Pine Street Episode 293: The scent of spring

The spring she turns ten, she wants, desperately, her own bicycle. All her friends are using theirs to explore the neighborhood, and beyond, quite freely. The town is neither large nor small, Jeeves knows; but it is large enough to have mysterious aspects, and small enough to get just about anywhere on a bicycle. 

Access and mystery form an irresistible combination. That spring was lovely, full of warm days, scented with dogwood and cherry blossoms. 

By now she has learned that Mother is old enough to be her grandmother, having grown up in Scotland and emigrated with Da to America as a young bride. Da is even older, possibly a decade older than Mother. Jeeves (we will call her that, even though at this age she is Genevieve to Mother and Da, Jeevee to herself) knows that most of her friends have much younger parents, parents who do not talk with thick accents, mothers who work and pour them bowls of sugar-laden cereal for breakfast, fathers who work and insist on dinner as soon as possible to restore their energy after a “hard day.” 

Somehow, though, she never feels odd or out of place. It’s as if her life with Mother and Da is suspended in an alternate universe, and when Jeeves is outside it, she barely thinks of it. When she’s inside it, she barely thinks of the rest of the world.

The bicycle is different. The depth with which she desires it threatens to break the barrier between these two universes, clash them together.
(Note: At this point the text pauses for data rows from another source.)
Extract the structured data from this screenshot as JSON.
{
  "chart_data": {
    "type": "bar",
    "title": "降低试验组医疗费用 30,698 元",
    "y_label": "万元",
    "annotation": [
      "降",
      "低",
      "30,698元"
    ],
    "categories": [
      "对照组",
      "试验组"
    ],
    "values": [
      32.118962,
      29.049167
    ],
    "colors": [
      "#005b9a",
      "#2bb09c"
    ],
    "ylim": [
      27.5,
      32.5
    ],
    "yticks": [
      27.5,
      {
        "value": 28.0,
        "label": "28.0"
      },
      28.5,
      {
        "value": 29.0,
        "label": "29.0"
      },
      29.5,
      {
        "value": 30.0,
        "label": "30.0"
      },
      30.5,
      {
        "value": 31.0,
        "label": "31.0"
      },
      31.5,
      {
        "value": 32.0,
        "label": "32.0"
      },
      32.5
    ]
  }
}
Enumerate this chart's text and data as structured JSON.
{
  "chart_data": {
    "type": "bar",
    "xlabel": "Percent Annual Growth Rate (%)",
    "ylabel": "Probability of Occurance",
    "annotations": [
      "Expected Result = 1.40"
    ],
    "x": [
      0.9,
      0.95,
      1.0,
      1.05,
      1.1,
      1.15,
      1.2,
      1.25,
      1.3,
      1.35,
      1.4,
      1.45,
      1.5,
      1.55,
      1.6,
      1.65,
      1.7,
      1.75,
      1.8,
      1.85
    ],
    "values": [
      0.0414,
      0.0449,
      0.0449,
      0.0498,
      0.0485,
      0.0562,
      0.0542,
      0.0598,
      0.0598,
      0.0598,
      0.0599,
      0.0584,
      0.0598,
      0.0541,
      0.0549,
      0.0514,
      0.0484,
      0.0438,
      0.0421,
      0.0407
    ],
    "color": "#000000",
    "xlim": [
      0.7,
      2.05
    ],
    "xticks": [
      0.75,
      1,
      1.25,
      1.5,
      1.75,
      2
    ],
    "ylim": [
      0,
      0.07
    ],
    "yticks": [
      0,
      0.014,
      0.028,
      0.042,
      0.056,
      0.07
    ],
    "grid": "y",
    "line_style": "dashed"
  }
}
She struggles to explain to Mother and Da why it is so important. She fashes, as Da would say, something powerful when she cannot join her friends on their latest ride to some mysterious corner of town or other. 

Jeeves falls asleep in her rosy little bedroom the last night of being nine years old in a state approaching despair. And yet, when she wakes, and opens the curtain of her large window, there it is.

She throws open the window, the scent of spring rushes in, and the morning sun glints off the handlebars of a bright, gold Schwinn.